To simplify data usage, the phones’ automatic “sniff-and-connect” feature connects the phone automatically to the fastest data network available, whether Wi-Fi or GPRS. The device will also switch automatically between GPRS and Wi-Fi networks when a data session is over. If a user sends an email via GPRS, then walks into a T-Mobile hot spot, the next email will be sent via Wi-Fi, said Scott Ballantyne, T-Mobile’s senior VP of business services.

The devices do not deliver voice-over-IP (VoIP) service via Wi-Fi, he noted.

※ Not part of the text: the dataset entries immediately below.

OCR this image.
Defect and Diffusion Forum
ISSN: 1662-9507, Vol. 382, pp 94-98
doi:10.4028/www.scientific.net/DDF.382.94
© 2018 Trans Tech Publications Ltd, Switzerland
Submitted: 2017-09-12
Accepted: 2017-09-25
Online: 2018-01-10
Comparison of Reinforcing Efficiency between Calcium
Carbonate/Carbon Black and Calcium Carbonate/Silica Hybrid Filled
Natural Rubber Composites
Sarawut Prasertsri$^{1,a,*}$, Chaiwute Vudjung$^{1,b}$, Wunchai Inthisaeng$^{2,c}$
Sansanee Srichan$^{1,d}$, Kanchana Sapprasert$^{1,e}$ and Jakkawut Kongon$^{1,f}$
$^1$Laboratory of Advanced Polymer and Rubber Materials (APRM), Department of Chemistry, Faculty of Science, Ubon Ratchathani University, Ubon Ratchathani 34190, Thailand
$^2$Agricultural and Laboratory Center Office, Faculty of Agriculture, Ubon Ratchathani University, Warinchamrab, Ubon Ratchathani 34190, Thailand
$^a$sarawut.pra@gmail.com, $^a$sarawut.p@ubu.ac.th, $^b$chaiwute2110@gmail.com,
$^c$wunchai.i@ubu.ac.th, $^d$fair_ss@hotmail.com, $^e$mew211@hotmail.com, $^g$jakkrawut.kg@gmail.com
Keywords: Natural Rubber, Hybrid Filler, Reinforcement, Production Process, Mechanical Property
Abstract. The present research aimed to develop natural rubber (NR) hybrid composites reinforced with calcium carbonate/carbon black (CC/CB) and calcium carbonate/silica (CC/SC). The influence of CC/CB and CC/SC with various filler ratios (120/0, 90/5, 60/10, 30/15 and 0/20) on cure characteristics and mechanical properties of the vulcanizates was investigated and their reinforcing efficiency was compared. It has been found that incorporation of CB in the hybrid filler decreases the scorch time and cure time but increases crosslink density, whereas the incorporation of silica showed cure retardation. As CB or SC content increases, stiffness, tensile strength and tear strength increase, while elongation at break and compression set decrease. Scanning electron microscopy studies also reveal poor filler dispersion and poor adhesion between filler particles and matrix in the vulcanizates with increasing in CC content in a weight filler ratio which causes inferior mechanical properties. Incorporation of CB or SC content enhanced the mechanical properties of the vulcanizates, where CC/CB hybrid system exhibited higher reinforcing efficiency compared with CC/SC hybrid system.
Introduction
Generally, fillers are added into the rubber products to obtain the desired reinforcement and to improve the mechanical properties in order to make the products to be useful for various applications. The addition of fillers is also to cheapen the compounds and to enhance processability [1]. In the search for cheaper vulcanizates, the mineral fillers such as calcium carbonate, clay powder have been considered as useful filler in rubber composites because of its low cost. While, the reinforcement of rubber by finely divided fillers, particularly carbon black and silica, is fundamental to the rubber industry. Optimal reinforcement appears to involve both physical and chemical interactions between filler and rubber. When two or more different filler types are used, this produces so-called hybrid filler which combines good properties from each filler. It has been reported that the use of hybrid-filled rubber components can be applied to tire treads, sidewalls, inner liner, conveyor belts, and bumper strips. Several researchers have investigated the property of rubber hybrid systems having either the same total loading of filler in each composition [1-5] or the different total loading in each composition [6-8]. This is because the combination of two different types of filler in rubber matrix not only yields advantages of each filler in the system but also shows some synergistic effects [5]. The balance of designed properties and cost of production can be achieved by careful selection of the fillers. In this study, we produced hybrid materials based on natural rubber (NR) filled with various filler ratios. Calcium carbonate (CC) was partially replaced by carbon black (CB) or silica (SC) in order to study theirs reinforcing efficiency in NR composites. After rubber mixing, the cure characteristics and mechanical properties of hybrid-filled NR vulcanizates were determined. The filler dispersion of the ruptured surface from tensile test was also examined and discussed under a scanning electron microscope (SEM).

The 4.7-inch by 3-inch by 0.75-inch phones, which weigh little more than six ounces, ships with snap-on keyboard to complement the pen-based touch screen. It also features widescreen 3.5-inch color LCD display,

In PDAs lacking cellular capability, HP plans a fall debut of a “digital entertainment” PDA series, all equipped with Wi-Fi and a more consumer-friendly user interface. Some feature 1.2-megapixel cameras. At an estimated street price of $499, the rx3000 series PDAs will be the first Pocket PCs to stream and display media from networked PCs and control the playback of PC content through networked AV systems. Audio can be heard through the built-in speaker or through headphones.

Some of the RX3000 series models will have built-in 1.2-megapixels cameras that are designed to function as typical digital cameras (including the manner in which the user takes a picture, edits photos and assigns photos to e-mail or a printer), said the company.